PKN Orlen rozmawiał w tym roku z kilkoma zespołami. W większości przypadków obecne umowy pewnych stajni z innymi firmami z branży petrochemicznej blokują ewentualne porozumienie, dlatego lista potencjalnych partnerów jest wąska. Orlen obecnie prowadzi rozmowy z zespołami: McLaren, Racing Point i Haas. Pierwszy z tych zespołów jest najmniej prawdopodobny, mimo, że po spodziewanym odejściu Petrobrasa zrobi się miejsce dla Orlenu. W McLarenie nie są zainteresowani zatrudnieniem Roberta Kubicy, bo mają już kierowców do pracy w symulatorze. W Racing Point potencjalną umowę blokuje to, że skład tej stajni nie zmieni się przez kilka lat, więc nie ma tam dobrych perspektyw dla Kubicy.
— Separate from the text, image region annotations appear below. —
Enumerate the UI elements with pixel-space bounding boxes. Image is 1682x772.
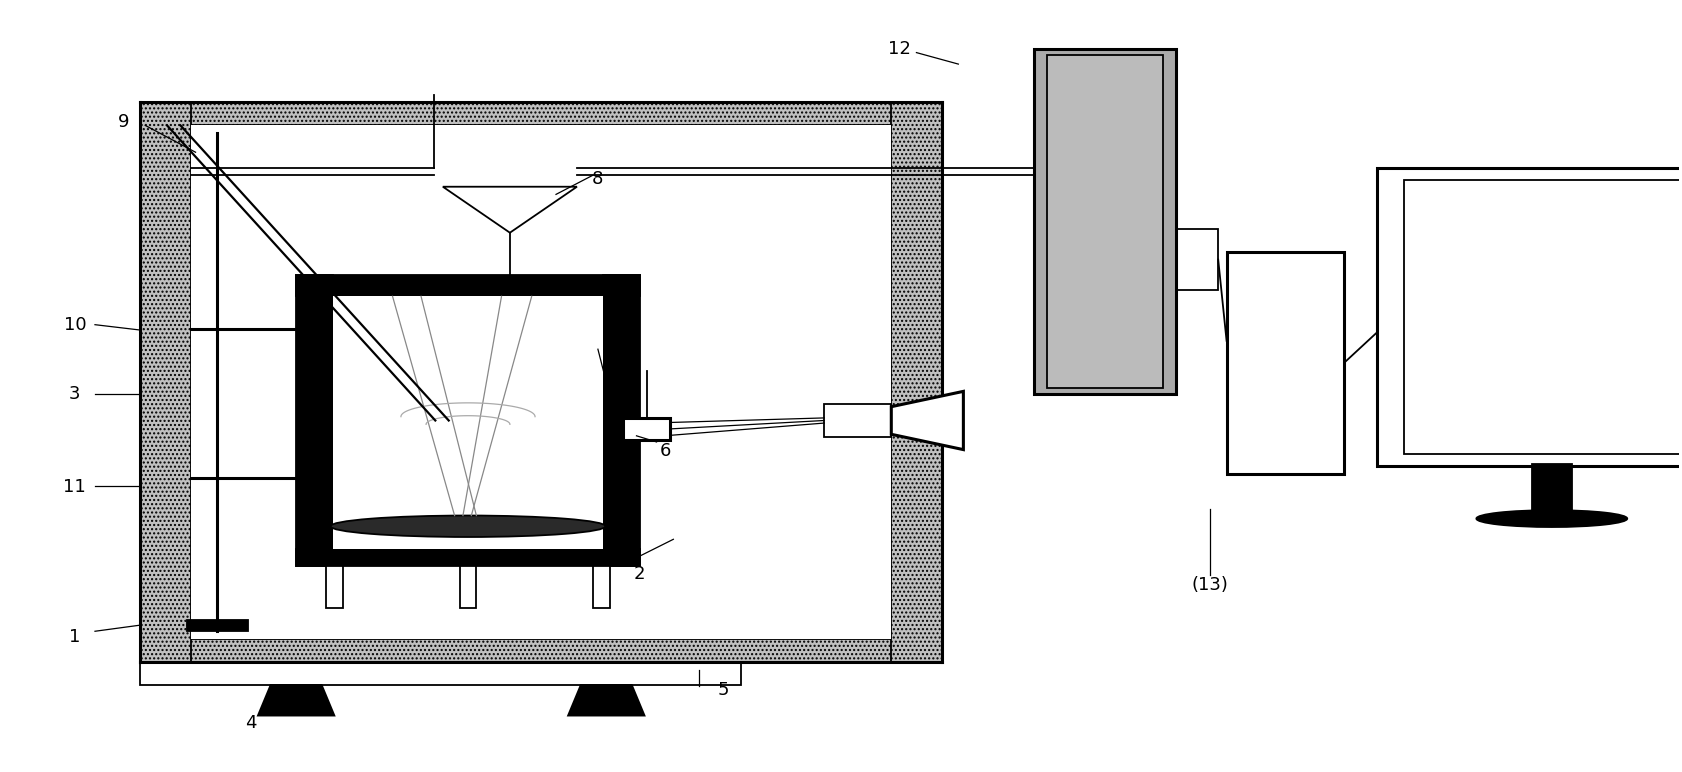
Text: 5: 5 — [718, 681, 730, 699]
Bar — [190, 125, 891, 639]
Bar — [140, 639, 942, 662]
Bar — [140, 103, 942, 125]
Bar — [296, 275, 333, 566]
Polygon shape — [569, 685, 644, 716]
Bar — [622, 418, 669, 439]
Bar — [459, 566, 476, 608]
Bar — [187, 620, 247, 631]
Bar — [1378, 168, 1682, 466]
Text: 4: 4 — [246, 714, 257, 732]
Bar — [140, 103, 190, 662]
Bar — [1404, 180, 1682, 454]
Bar — [592, 566, 609, 608]
Bar — [824, 404, 891, 438]
Bar — [333, 296, 602, 549]
Bar — [326, 566, 343, 608]
Text: 8: 8 — [592, 170, 604, 188]
Text: 6: 6 — [659, 442, 671, 460]
Text: 10: 10 — [64, 316, 86, 334]
Text: 11: 11 — [64, 478, 86, 496]
Bar — [891, 103, 942, 662]
Bar — [1176, 229, 1218, 290]
Bar — [1034, 49, 1176, 394]
Bar — [296, 275, 639, 296]
Bar — [1226, 252, 1344, 474]
Text: (13): (13) — [1191, 576, 1228, 594]
Text: 3: 3 — [69, 384, 81, 403]
Bar — [1532, 464, 1573, 516]
Bar — [296, 549, 639, 566]
Bar — [140, 662, 742, 685]
Polygon shape — [891, 391, 964, 449]
Ellipse shape — [331, 516, 606, 537]
Text: 9: 9 — [118, 113, 130, 130]
Bar — [1048, 55, 1162, 388]
Ellipse shape — [1477, 510, 1626, 527]
Polygon shape — [442, 187, 577, 232]
Text: 7: 7 — [600, 350, 612, 368]
Bar — [602, 275, 639, 566]
Text: 12: 12 — [888, 40, 912, 58]
Text: 2: 2 — [634, 565, 646, 583]
Text: 1: 1 — [69, 628, 81, 645]
Polygon shape — [257, 685, 335, 716]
Poza tym ten zespół posiada mnóstwo drobnych sponsorów i logotypy Orlenu nie byłyby dobrze widoczne na bolidach. Zdecydowanie najlogiczniejszym pomysłem byłoby związanie się z Haasem i takie sugestie pojawiają się w mediach.
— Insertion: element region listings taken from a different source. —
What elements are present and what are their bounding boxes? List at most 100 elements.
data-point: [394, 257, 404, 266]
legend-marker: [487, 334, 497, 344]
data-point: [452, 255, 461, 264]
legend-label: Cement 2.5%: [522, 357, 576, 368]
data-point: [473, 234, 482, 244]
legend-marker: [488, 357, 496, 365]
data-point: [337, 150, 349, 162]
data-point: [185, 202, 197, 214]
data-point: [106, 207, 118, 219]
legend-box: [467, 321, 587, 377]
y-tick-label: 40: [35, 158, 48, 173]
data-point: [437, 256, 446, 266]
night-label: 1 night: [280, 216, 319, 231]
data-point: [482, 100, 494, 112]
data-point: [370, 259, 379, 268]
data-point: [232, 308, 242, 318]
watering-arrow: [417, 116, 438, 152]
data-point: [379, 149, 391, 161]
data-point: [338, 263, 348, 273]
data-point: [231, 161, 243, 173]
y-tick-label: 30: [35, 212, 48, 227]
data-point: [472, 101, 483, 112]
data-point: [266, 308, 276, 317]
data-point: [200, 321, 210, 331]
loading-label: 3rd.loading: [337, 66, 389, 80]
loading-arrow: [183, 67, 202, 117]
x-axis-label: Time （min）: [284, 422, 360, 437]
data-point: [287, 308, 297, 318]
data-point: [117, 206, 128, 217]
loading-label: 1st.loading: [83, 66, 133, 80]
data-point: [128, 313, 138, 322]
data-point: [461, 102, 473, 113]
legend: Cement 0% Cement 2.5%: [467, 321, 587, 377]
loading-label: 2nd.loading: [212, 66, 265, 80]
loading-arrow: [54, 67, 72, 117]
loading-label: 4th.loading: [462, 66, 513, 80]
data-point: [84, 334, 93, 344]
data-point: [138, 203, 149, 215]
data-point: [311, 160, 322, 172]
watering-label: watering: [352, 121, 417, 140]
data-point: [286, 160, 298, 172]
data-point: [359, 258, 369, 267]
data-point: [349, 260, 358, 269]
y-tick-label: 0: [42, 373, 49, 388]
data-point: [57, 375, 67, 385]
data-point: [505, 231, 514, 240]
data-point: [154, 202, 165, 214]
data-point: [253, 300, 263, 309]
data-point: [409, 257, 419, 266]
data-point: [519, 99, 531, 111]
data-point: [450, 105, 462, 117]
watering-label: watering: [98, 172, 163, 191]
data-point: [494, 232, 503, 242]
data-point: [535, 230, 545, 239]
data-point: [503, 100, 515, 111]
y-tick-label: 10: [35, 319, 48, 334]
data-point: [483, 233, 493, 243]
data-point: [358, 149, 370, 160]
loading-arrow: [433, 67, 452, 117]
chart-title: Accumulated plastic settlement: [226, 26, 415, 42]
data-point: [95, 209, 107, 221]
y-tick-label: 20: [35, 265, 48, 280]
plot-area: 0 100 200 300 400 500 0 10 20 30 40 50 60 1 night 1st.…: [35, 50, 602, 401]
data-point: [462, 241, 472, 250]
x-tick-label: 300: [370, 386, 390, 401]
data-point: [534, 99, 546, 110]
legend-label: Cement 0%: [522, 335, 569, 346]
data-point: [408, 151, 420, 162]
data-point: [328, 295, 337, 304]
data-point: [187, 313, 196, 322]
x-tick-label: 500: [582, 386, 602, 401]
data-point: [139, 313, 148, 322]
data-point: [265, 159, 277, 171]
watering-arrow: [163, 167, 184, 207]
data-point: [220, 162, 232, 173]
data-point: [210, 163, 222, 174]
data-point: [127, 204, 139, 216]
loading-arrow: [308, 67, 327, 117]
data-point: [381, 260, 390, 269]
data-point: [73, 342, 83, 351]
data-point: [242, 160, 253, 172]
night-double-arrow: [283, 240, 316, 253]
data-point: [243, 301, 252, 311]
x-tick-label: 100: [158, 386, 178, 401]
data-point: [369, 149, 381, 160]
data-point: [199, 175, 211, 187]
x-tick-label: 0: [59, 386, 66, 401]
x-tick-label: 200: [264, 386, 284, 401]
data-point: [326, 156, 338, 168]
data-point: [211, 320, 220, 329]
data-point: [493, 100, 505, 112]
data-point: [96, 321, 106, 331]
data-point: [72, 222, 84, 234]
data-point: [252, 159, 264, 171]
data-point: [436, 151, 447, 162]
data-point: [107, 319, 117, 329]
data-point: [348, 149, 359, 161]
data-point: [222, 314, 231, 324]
PKN Orlen bliski porozumienia z Haasem
Orlen rozmawia z Haasem co najmniej od końca czerwca, a możliwe, że pierwszy kontakt był jeszcze wcześniej. Orlen od początku chciał zostać jednym z głównych sponsorów Haasa i jednocześnie zapewnić Robertowi Kubicy możliwość jazdy w tym zespole w 2020 roku. Gdy pojawiły się problemy z Rich Energy, to doszła możliwość zostania sponsorem tytularnym za niewiele większe pieniądze niż te które obecnie płacą Williamsowi. Problem w tych rozmowach był taki, że Haas nie był zainteresowany zatrudnieniem Kubicy w roli kierowcy etatowego. Z tego powodu pierwotne rozmowy utknęły w martwym punkcie. Lista kandydatów Haasa do jazdy w sezonie 2020 obok Kevina Magnussena była krótka i ostatecznie we wrześniu postawili na Romaina Grosjeana. W tym samym czasie Orlen poinformował o nieprzedłużeniu współpracy z Williamsem i ponownie tempa nabrały rozmowy z Haasem.
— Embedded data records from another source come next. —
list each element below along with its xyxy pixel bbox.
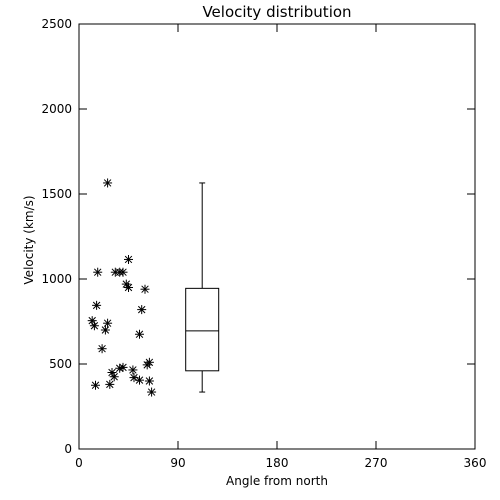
- y-tick-label: 0: [64, 442, 72, 456]
- data-point: [118, 267, 128, 277]
- data-point: [137, 305, 147, 315]
- data-point: [109, 372, 119, 382]
- data-point: [92, 300, 102, 310]
- data-point: [93, 267, 103, 277]
- data-point: [140, 284, 150, 294]
- data-points: [87, 178, 157, 397]
- x-tick-label: 0: [75, 456, 83, 470]
- x-tick-label: 90: [170, 456, 185, 470]
- y-tick-label: 500: [49, 357, 72, 371]
- data-point: [103, 178, 113, 188]
- data-point: [91, 380, 100, 390]
- data-point: [89, 321, 99, 331]
- data-point: [115, 363, 125, 373]
- data-point: [105, 379, 115, 389]
- data-point: [135, 329, 144, 339]
- boxplot-box: [185, 287, 220, 372]
- x-tick-label: 180: [266, 456, 289, 470]
- data-point: [142, 360, 152, 370]
- data-point: [97, 344, 107, 354]
- x-tick-label: 270: [365, 456, 388, 470]
- data-point: [100, 325, 110, 335]
- plot-frame: [78, 23, 476, 450]
- data-point: [103, 318, 113, 328]
- data-point: [128, 365, 138, 375]
- data-point: [124, 283, 133, 292]
- x-tick-label: 360: [464, 456, 487, 470]
- x-axis-label: Angle from north: [226, 474, 328, 488]
- y-tick-label: 2000: [41, 102, 72, 116]
- axis-ticks: 0 90 180 270 360 0 500 1000 1500 2000 2500: [41, 17, 486, 470]
- y-tick-label: 1000: [41, 272, 72, 286]
- data-point: [124, 254, 133, 264]
- y-axis-label: Velocity (km/s): [22, 195, 36, 284]
- chart-title: Velocity distribution: [202, 3, 351, 21]
- data-point: [147, 387, 157, 397]
- data-point: [144, 376, 154, 386]
- boxplot: [185, 182, 220, 393]
- y-tick-label: 2500: [41, 17, 72, 31]
- y-tick-label: 1500: [41, 187, 72, 201]
- data-point: [135, 375, 144, 385]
Guenther Steiner w tym tygodniu odwiedził warszawską siedzibę Orlenu stojąc na czele delegacji Haasa. Orlen prowadził w ostatnich tygodniach wiele spotkań, ale pierwszy raz doszło do wizyty szefa jednego z zespołów w Warszawie co sugeruje, że to Haas jest najbliższy porozumienia. Steiner nie przyjeżdżałby do Polski, gdyby umowa nie była bliska zawarcia, ani korzystna dla jego zespołu. Do tej pory nic nie zostało podpisane, ale biorąc pod uwagę informacje pojawiające się w mediach oraz to co do mnie nieoficjalnie dociera, to w tym momencie ta umowa wygląda na pewną, a jedyną wątpliwością są jej szczegóły.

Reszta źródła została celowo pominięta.